Court News 2022/01/03 18:34   Bookmark and Share
A federal appeals court has ruled that Tyson Foods can’t claim it was operating under the direction of the federal government when it tried to keep its processing plants open as the coronavirus spread rapidly within them during the early days of the pandemic.

So the Des Moines Register reports that a lawsuit filed by several families of four workers who died after contracting COVID-19 while working at Tyson’s pork processing plant in Waterloo will be heard in state court. The families allege that Tyson’s actions contributed to the deaths.

Tyson had sought to move the case to federal court because it said federal officials wanted it to keep its plants running. The company cited an executive order former President Donald Trump signed that designated meat processors as essential infrastructure.

“The fact that an entity — such as a meat processor — is subject to pervasive federal regulation alone is not sufficient to confer federal jurisdiction,” Judge Jane Kelly wrote in the decision.

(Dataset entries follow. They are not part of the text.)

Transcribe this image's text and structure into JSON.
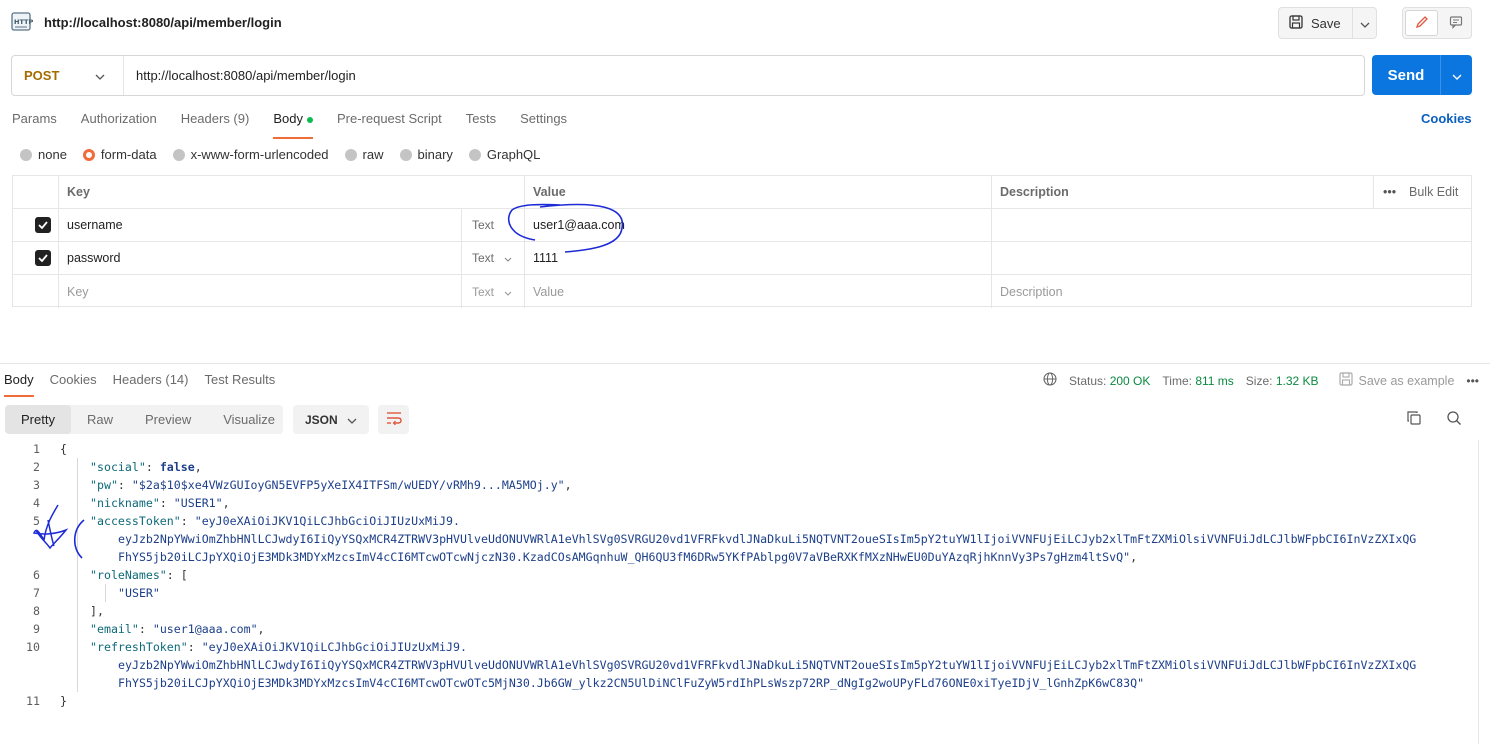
{
  "header": {
    "title": "http://localhost:8080/api/member/login",
    "save_label": "Save"
  },
  "request": {
    "method": "POST",
    "url": "http://localhost:8080/api/member/login",
    "send_label": "Send",
    "tabs": [
      "Params",
      "Authorization",
      "Headers (9)",
      "Body",
      "Pre-request Script",
      "Tests",
      "Settings"
    ],
    "cookies_label": "Cookies",
    "body_types": [
      "none",
      "form-data",
      "x-www-form-urlencoded",
      "raw",
      "binary",
      "GraphQL"
    ],
    "table": {
      "col_key": "Key",
      "col_value": "Value",
      "col_description": "Description",
      "bulk_edit": "Bulk Edit",
      "rows": [
        {
          "key": "username",
          "type": "Text",
          "value": "user1@aaa.com"
        },
        {
          "key": "password",
          "type": "Text",
          "value": "1111"
        }
      ],
      "placeholder": {
        "key": "Key",
        "type": "Text",
        "value": "Value",
        "description": "Description"
      }
    }
  },
  "response": {
    "tabs": [
      "Body",
      "Cookies",
      "Headers (14)",
      "Test Results"
    ],
    "status_label": "Status:",
    "status_value": "200 OK",
    "time_label": "Time:",
    "time_value": "811 ms",
    "size_label": "Size:",
    "size_value": "1.32 KB",
    "save_example": "Save as example",
    "views": [
      "Pretty",
      "Raw",
      "Preview",
      "Visualize"
    ],
    "format": "JSON",
    "code": {
      "l1": "{",
      "social_key": "\"social\"",
      "social_val": "false",
      "pw_key": "\"pw\"",
      "pw_val": "\"$2a$10$xe4VWzGUIoyGN5EVFP5yXeIX4ITFSm/wUEDY/vRMh9...MA5MOj.y\"",
      "nickname_key": "\"nickname\"",
      "nickname_val": "\"USER1\"",
      "access_key": "\"accessToken\"",
      "access_val_1": "\"eyJ0eXAiOiJKV1QiLCJhbGciOiJIUzUxMiJ9.",
      "access_val_2": "eyJzb2NpYWwiOmZhbHNlLCJwdyI6IiQyYSQxMCR4ZTRWV3pHVUlveUdONUVWRlA1eVhlSVg0SVRGU20vd1VFRFkvdlJNaDkuLi5NQTVNT2oueSIsIm5pY2tuYW1lIjoiVVNFUjEiLCJyb2xlTmFtZXMiOlsiVVNFUiJdLCJlbWFpbCI6InVzZXIxQG",
      "access_val_3": "FhYS5jb20iLCJpYXQiOjE3MDk3MDYxMzcsImV4cCI6MTcwOTcwNjczN30.KzadCOsAMGqnhuW_QH6QU3fM6DRw5YKfPAblpg0V7aVBeRXKfMXzNHwEU0DuYAzqRjhKnnVy3Ps7gHzm4ltSvQ\"",
      "roles_key": "\"roleNames\"",
      "roles_open": "[",
      "roles_item": "\"USER\"",
      "roles_close": "],",
      "email_key": "\"email\"",
      "email_val": "\"user1@aaa.com\"",
      "refresh_key": "\"refreshToken\"",
      "refresh_val_1": "\"eyJ0eXAiOiJKV1QiLCJhbGciOiJIUzUxMiJ9.",
      "refresh_val_2": "eyJzb2NpYWwiOmZhbHNlLCJwdyI6IiQyYSQxMCR4ZTRWV3pHVUlveUdONUVWRlA1eVhlSVg0SVRGU20vd1VFRFkvdlJNaDkuLi5NQTVNT2oueSIsIm5pY2tuYW1lIjoiVVNFUjEiLCJyb2xlTmFtZXMiOlsiVVNFUiJdLCJlbWFpbCI6InVzZXIxQG",
      "refresh_val_3": "FhYS5jb20iLCJpYXQiOjE3MDk3MDYxMzcsImV4cCI6MTcwOTcwOTc5MjN30.Jb6GW_ylkz2CN5UlDiNClFuZyW5rdIhPLsWszp72RP_dNgIg2woUPyFLd76ONE0xiTyeIDjV_lGnhZpK6wC83Q\"",
      "close": "}"
    },
    "line_numbers": [
      "1",
      "2",
      "3",
      "4",
      "5",
      "",
      "",
      "6",
      "7",
      "8",
      "9",
      "10",
      "",
      "",
      "11"
    ]
  },
  "colors": {
    "accent": "#f26b3a",
    "send": "#0b76e0",
    "method": "#a46c00",
    "status_ok": "#0b8a41",
    "annotation_ink": "#1d2bd6"
  }
}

The court also noted that Trump’s order was signed in late April 2020 after many of its workers were infected. More than 1,000 Tyson workers at the Waterloo plant tested positive for the virus that spring and at least six died.

Tyson spokesman Gary Mickelson said the Springdale, Arkansas-based company is disappointed in the court ruling, but he defended the steps Tyson took to keep workers safe during the pandemic.

“We’re saddened by the loss of any of our team members to COVID-19 and are committed to protecting the health and safety of our people,” Mickelson said. “We’ve implemented a host of protective measures in our facilities and in 2021 required all of our U.S. team members to be vaccinated.”